Après des débuts hésitants, ils sont rejoints par le bassiste John Deacon. Farrokh, lassé des tournée dans de petites salles avec une camionnette décide de vendre celle-ci pour produire un disque en studio, même si c'est une séance de nuit. Au petit matin, l'enregistrement de Seven Seas of Rhye, particulièrement inventif, est remarqué par le patron du studio qui se promet d'envoyer la maquette au producteur Ray Foster d'EMI.
Entre temps, le groupe se renomme Queen, alors que Farrokh choisit comme nouveau nom, Freddie Mercury, malgré les réticences de son père. Le groupe commence à se faire remarquer qui demande par ailleurs en mariage Mary Austin, une vendeuse de vêtements qu'il fréquente depuis plusieurs mois et qui l'aide à créer ses costumes sur scène.
Ray Foster a envoyé John Reid l'un de ses managers pour faire signer Queen sous contrat. Le groupe impose son style, notamment par les performances scéniques de Freddie. Killer Queen est un premier succès mondial qui entraine le groupe pour une tournée aux USA.

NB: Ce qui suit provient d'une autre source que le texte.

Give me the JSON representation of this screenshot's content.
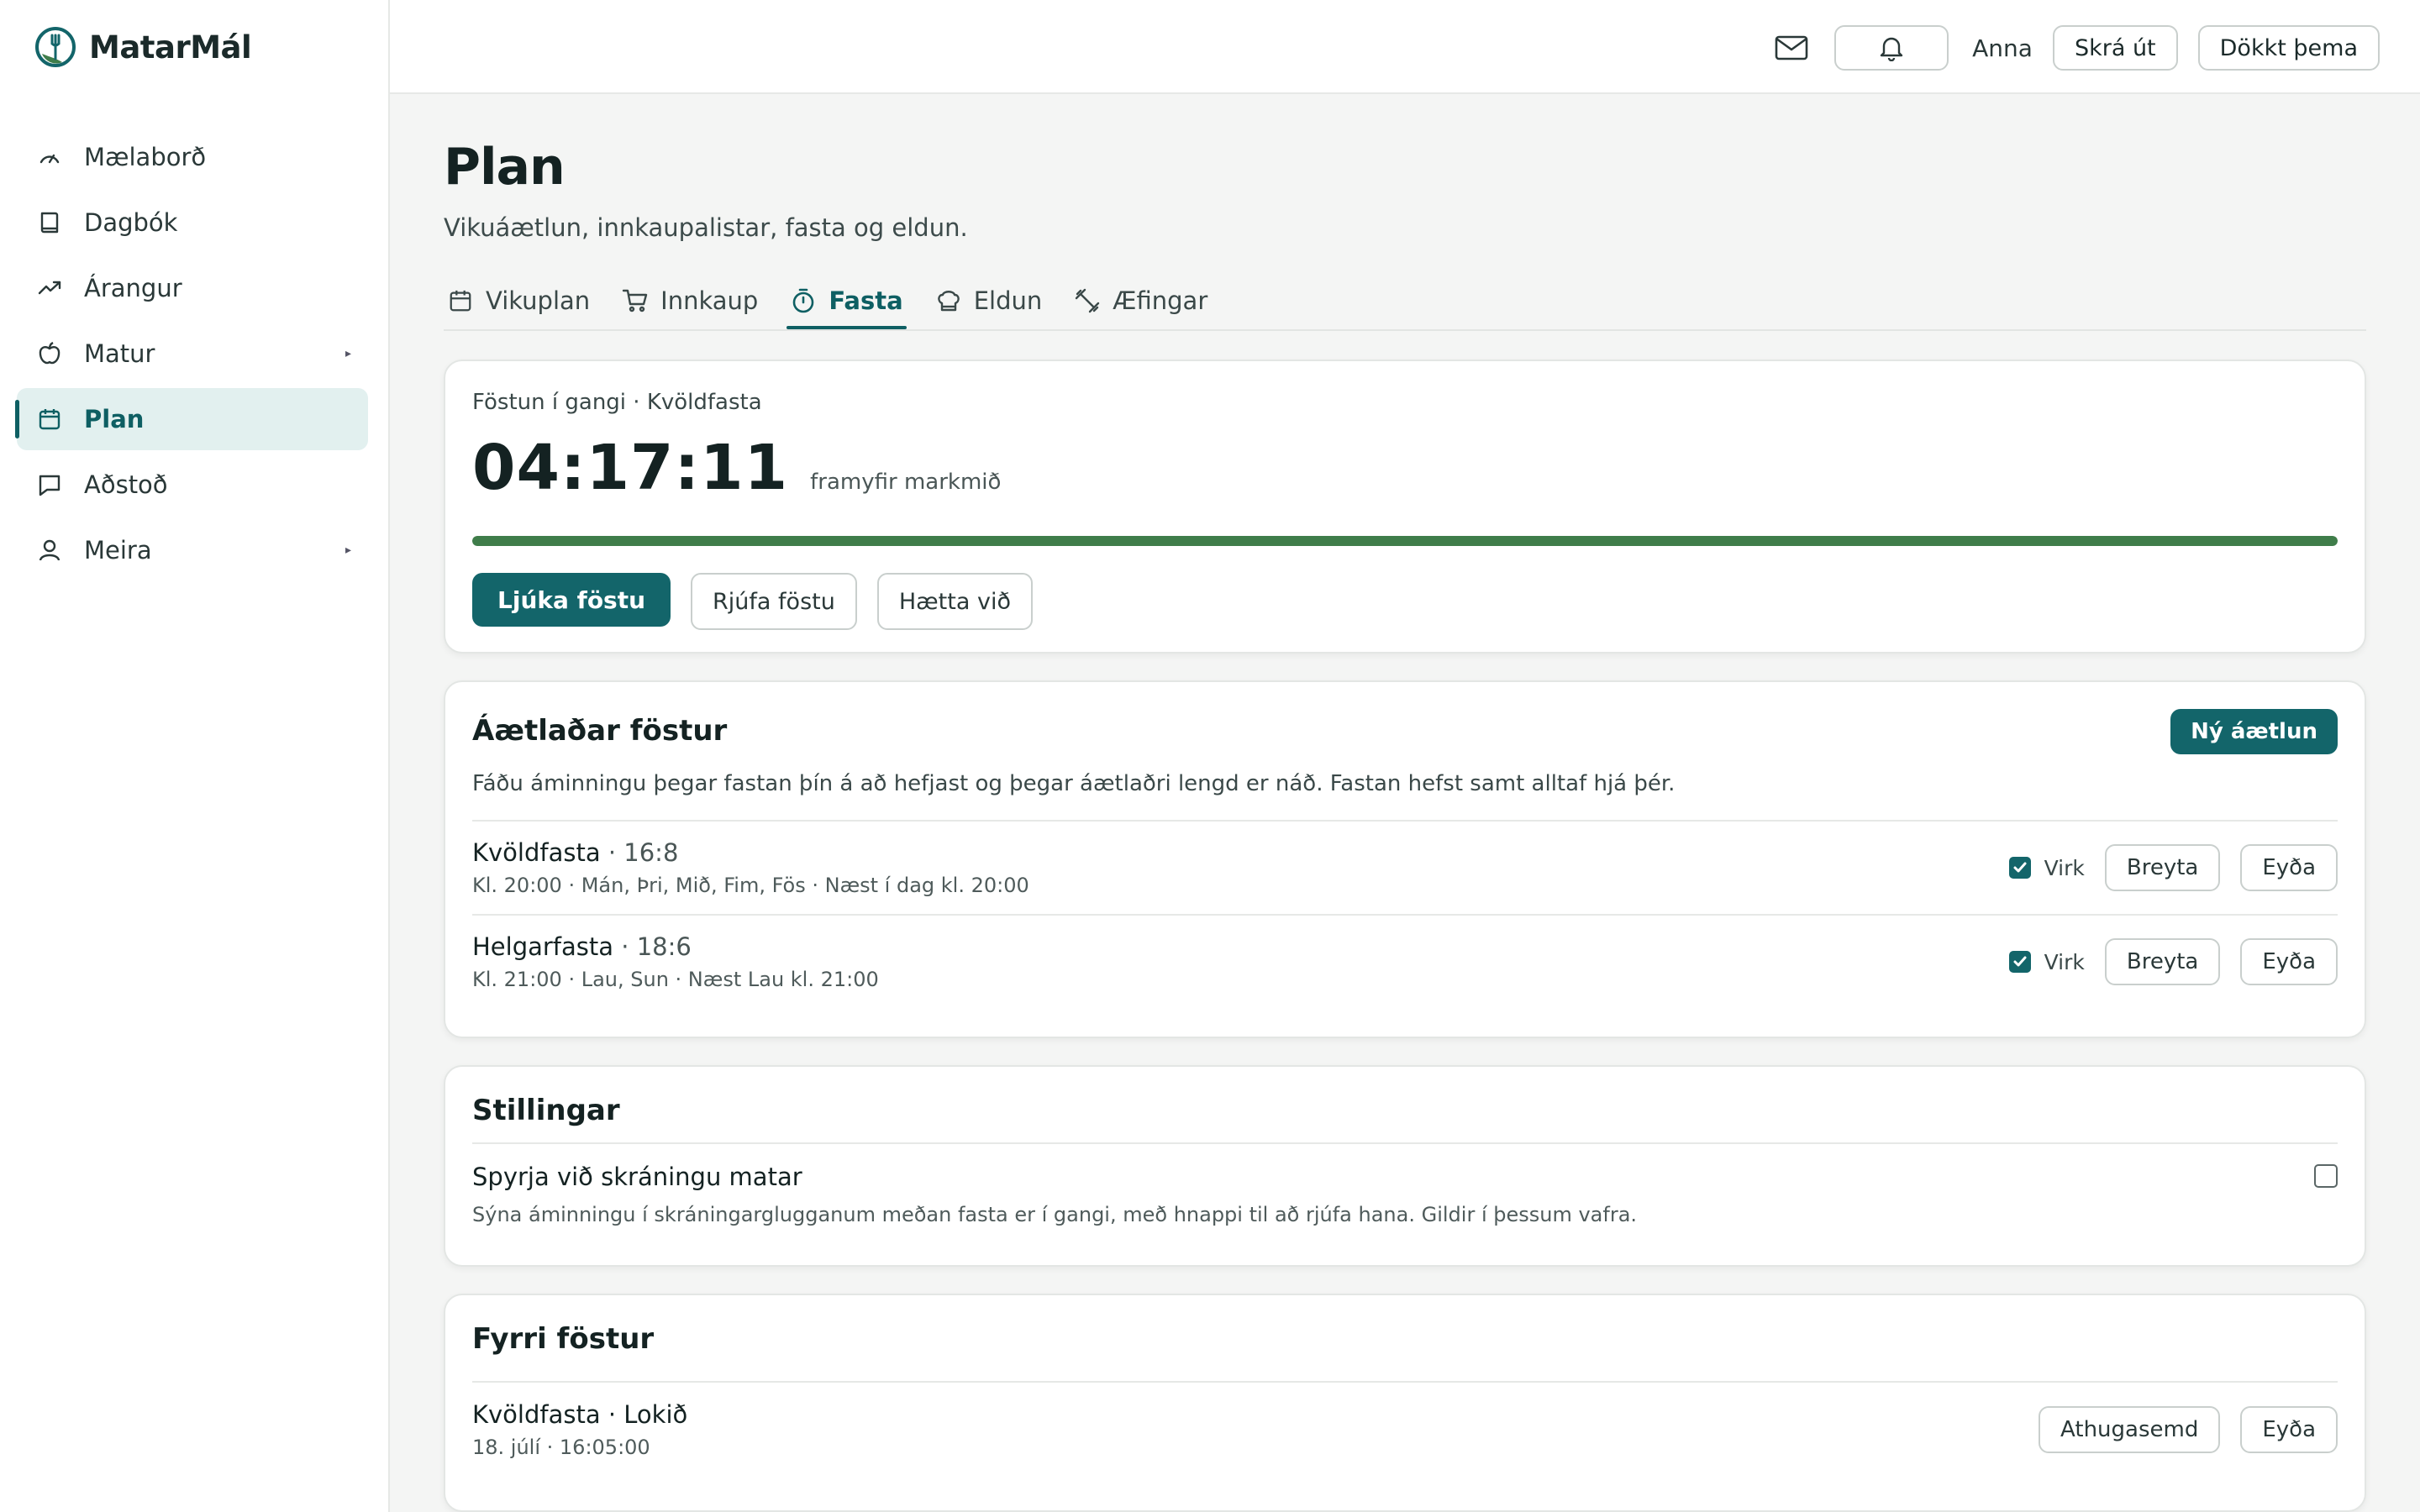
{
  "app": {
    "name": "MatarMál",
    "brand_color": "#13656a",
    "accent_color": "#3f7d4a"
  },
  "sidebar": {
    "items": [
      {
        "label": "Mælaborð",
        "icon": "gauge-icon"
      },
      {
        "label": "Dagbók",
        "icon": "book-icon"
      },
      {
        "label": "Árangur",
        "icon": "trending-up-icon"
      },
      {
        "label": "Matur",
        "icon": "apple-icon",
        "has_submenu": true
      },
      {
        "label": "Plan",
        "icon": "calendar-icon",
        "active": true
      },
      {
        "label": "Aðstoð",
        "icon": "chat-icon"
      },
      {
        "label": "Meira",
        "icon": "user-icon",
        "has_submenu": true
      }
    ]
  },
  "topbar": {
    "user": "Anna",
    "logout_label": "Skrá út",
    "theme_label": "Dökkt þema"
  },
  "page": {
    "title": "Plan",
    "subtitle": "Vikuáætlun, innkaupalistar, fasta og eldun."
  },
  "tabs": [
    {
      "label": "Vikuplan",
      "icon": "calendar-icon"
    },
    {
      "label": "Innkaup",
      "icon": "cart-icon"
    },
    {
      "label": "Fasta",
      "icon": "timer-icon",
      "active": true
    },
    {
      "label": "Eldun",
      "icon": "chef-hat-icon"
    },
    {
      "label": "Æfingar",
      "icon": "dumbbell-icon"
    }
  ],
  "active_fast": {
    "label": "Föstun í gangi · Kvöldfasta",
    "timer": "04:17:11",
    "timer_note": "framyfir markmið",
    "progress_fraction": 1.0,
    "finish_label": "Ljúka föstu",
    "break_label": "Rjúfa föstu",
    "cancel_label": "Hætta við"
  },
  "scheduled": {
    "title": "Áætlaðar föstur",
    "new_label": "Ný áætlun",
    "description": "Fáðu áminningu þegar fastan þín á að hefjast og þegar áætlaðri lengd er náð. Fastan hefst samt alltaf hjá þér.",
    "items": [
      {
        "name": "Kvöldfasta",
        "ratio": " · 16:8",
        "details": "Kl. 20:00 · Mán, Þri, Mið, Fim, Fös · Næst í dag kl. 20:00",
        "active": true,
        "active_label": "Virk",
        "edit_label": "Breyta",
        "delete_label": "Eyða"
      },
      {
        "name": "Helgarfasta",
        "ratio": " · 18:6",
        "details": "Kl. 21:00 · Lau, Sun · Næst Lau kl. 21:00",
        "active": true,
        "active_label": "Virk",
        "edit_label": "Breyta",
        "delete_label": "Eyða"
      }
    ]
  },
  "settings": {
    "title": "Stillingar",
    "option_title": "Spyrja við skráningu matar",
    "option_desc": "Sýna áminningu í skráningarglugganum meðan fasta er í gangi, með hnappi til að rjúfa hana. Gildir í þessum vafra.",
    "option_checked": false
  },
  "history": {
    "title": "Fyrri föstur",
    "items": [
      {
        "title": "Kvöldfasta · Lokið",
        "date": "18. júlí · 16:05:00",
        "note_label": "Athugasemd",
        "delete_label": "Eyða"
      }
    ]
  }
}
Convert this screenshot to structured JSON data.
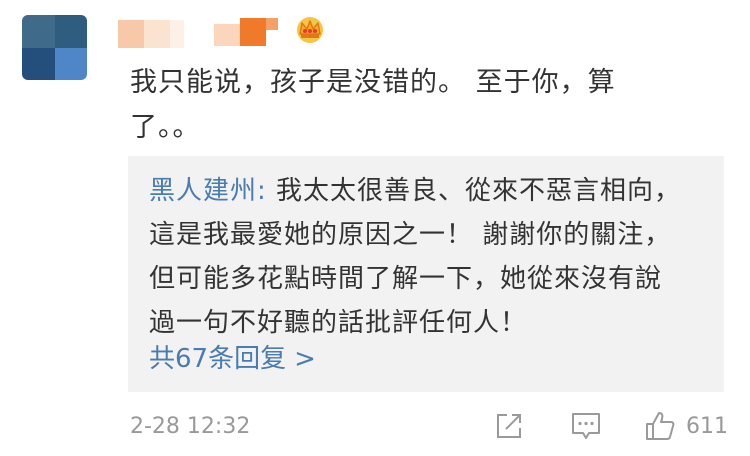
{
  "comment": {
    "text_line1": "我只能说，孩子是没错的。 至于你，算",
    "text_line2": "了。。",
    "timestamp": "2-28 12:32",
    "like_count": "611"
  },
  "reply": {
    "author": "黑人建州:",
    "line1": " 我太太很善良、從來不惡言相向，",
    "line2": "這是我最愛她的原因之一！ 謝謝你的關注，",
    "line3": "但可能多花點時間了解一下，她從來沒有說",
    "line4": "過一句不好聽的話批評任何人！",
    "more_label": "共67条回复",
    "more_chevron": ">"
  },
  "icons": {
    "share": "share-icon",
    "comment": "comment-icon",
    "like": "thumbs-up-icon",
    "badge": "crown-icon"
  },
  "colors": {
    "link_blue": "#4a7cb0",
    "meta_gray": "#999999",
    "reply_bg": "#f2f2f2"
  }
}
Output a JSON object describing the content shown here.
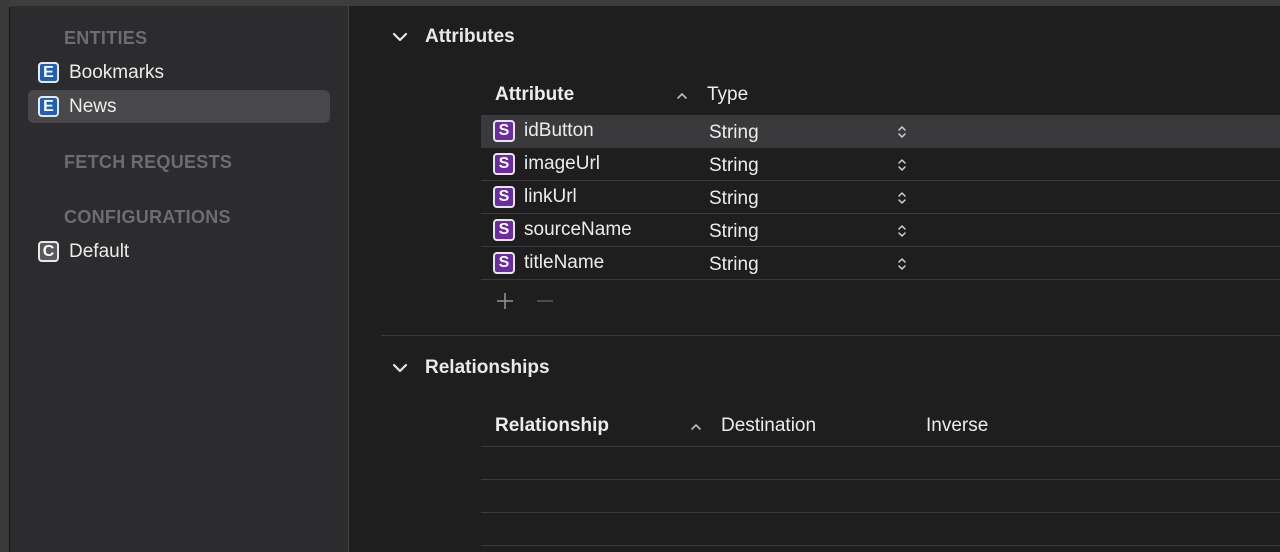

Freddie a une idée pour un album qui succédera au succès de Killer Queen: ce sera A Night at the Opera. Jim Beach est réticent mais John Reid et le juriste Jim "Miami" Beach appuient le chanteur. Le groupe s'installe pour plusieurs semaines d'enregistrement dans un studio en pleine campagne. Quelques disputes éclatent entre les membres notamment au sujet de la chanson I'm in Love with my Car de Roger Taylor mais Freddie réconcilie tout le monde par son exigence. Roger sauve sa chanson en montant dans les aigus au maximum de ses possibilités avant que le groupe se retrouve totalement autour de la chanson phare, opératique : Bohemian Rhapsody.
Mais quand le groupe veut imposer Bohemian Rhapsody comme devant être gravée sur le 45 tours promotionnel à destination des radios, le producteur Ray Foster refuse, trouvant les paroles confuses et le morceau deux fois trop long pour être diffusé à la radio. Quenn décide donc de quitter le label EMI entrainant dans son sillage, John Reid et Jim Beach qui vont manager le groupe.
Freddie Mercury fait passer le single dans des petites radios, créant un engouement populaire. Pendant ce temps, le couple Mary-Freddie bat de l'aile : Freddie veut sa liberté et se sent davantage attiré par les hommes. Alors qu'ils regardent la retransmission du plus grand concert payant de tous les temps, à Hyde Park en 1978, le couple se sépare en décidant de rester amis.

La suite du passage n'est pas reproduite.